LIHUE – John Alapai sleeps outside under a tarp at night with Laurice Alapai. But they’re not alone. “I hear people trying to call their mom and find a way home,” Laurice said about the other homeless people who sleep
LIHUE – John Alapai sleeps outside under a tarp at night with Laurice Alapai.
But they’re not alone.
“I hear people trying to call their mom and find a way home,” Laurice said about the other homeless people who sleep nearby at the Kapahi Park.
“It sucks when it rains,” he added about their situation.
He would go home to Georgia in a minute if he could, but doesn’t have any money.
A bill signed more than a year ago by Gov. Neil Abercrombie would have given the Alapais an option. It’s called the Return to Home program and, had it been implemented, it would have distributed $100,000 over three years to provide free one-way airfare tickets for eligible homeless individuals to return to their families on the Mainland. However, the Department of Human Services — the coordinating department as written in the law — declined to establish and administer the program.
One state representative is calling on the department to enact the program.
Rep. Riba Cabanilla, a Democrat in the House representing Waipahu, Honouliuli, West Loch and Ewa, said the intent of the program was to reduce Hawaii’s increasing homeless problem. It would ensure that individuals who find themselves homeless in the islands are able to reconnect with family and support networks where they would have the opportunity to recover.
Additionally, Cabanilla said it would potentially save Hawaii taxpayers millions in welfare costs.

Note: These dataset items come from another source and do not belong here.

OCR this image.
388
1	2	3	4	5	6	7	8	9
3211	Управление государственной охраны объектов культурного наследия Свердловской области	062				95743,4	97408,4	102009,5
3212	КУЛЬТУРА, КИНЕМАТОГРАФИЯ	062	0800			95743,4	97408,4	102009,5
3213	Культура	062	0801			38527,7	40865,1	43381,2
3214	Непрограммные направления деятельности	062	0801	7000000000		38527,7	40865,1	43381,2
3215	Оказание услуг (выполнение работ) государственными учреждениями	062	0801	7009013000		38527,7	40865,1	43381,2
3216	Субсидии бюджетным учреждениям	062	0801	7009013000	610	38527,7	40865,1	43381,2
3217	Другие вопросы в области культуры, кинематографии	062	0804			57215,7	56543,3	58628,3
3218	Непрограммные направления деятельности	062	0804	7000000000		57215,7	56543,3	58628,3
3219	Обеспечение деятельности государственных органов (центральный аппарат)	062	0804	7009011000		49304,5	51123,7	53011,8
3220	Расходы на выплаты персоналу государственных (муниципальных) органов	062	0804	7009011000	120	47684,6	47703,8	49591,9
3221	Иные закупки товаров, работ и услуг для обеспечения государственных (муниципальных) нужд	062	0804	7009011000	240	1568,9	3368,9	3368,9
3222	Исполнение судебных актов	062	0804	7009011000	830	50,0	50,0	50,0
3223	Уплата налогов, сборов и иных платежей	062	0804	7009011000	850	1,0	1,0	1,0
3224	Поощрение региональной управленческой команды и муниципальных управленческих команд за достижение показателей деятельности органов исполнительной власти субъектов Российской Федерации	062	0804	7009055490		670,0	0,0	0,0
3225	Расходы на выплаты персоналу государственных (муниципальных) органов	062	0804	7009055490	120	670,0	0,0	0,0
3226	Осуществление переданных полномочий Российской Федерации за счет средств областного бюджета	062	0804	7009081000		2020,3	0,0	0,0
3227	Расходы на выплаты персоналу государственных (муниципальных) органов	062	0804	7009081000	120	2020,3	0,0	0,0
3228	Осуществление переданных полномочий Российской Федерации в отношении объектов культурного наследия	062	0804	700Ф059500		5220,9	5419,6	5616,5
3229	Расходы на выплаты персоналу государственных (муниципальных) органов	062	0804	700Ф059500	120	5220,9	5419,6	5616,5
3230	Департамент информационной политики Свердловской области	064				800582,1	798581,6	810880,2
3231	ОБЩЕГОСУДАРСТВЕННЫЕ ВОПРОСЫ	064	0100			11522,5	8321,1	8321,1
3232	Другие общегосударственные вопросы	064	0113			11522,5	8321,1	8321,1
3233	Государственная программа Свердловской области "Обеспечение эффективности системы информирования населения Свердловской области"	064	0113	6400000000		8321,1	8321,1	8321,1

“This appropriation is much needed to decrease the homeless population in our state, to return these stranded homeless individuals from the Mainland to an environment of their choosing,” she wrote in the release issued Friday, “and most importantly to preserve these funds for our own homeless kamaaina.
DHS officials weren’t reached Monday, but Stephanie Fernandes of Kauai Economic Opportunity, which runs the emergency shelter and group home operations on the island, said the local organization occasionally receives requests from homeless for funds to return to the Mainland — which they can’t oblige.
“We don’t have the resources,” Fernandes said. “Our job is to find them a home.”
But some people on the island say they’d jump at the chance to go home on the state’s dime.
“I thought there would be more resources here,” Alapai said. “I’d take a ticket and return to where my mom and dad and brother and kids live on the East Coast.”
Sheryl Sehorn feels the same way.
She said she barely survives on food stamps and sleeps on the streets of Lihue along with two other people.
“I find a quiet spot. Nobody bothers us. Everybody is really nice. Then we get up at 5,” Sehorn said.
A free plane ticket to the Mainland would be a welcome relief.
“Three quarters of my family lives in Oregon,” Sehorn said. “If I got a chance I’d go to Newport, Oregon, and fish.”
According to the United States Interagency Council on Homelessness, 5,000 to 10,000 homeless people were living in Hawaii on any given night in 2013.
Fernandes said over the past three months, she has seen an increase in the number of working families in need of shelter services.
“The maximum at our shelter is 19 and most of the time we’re full,” Fernandes said. “The trend is that people are moving in and want to live here. They want to be part of our community. People wanting to leave are few and far between.”
Cabanilla believes the program created by Act 222 (SLH 2013) has merit.
“Let us implore the governor to release the money and create the program,” Cabanilla said.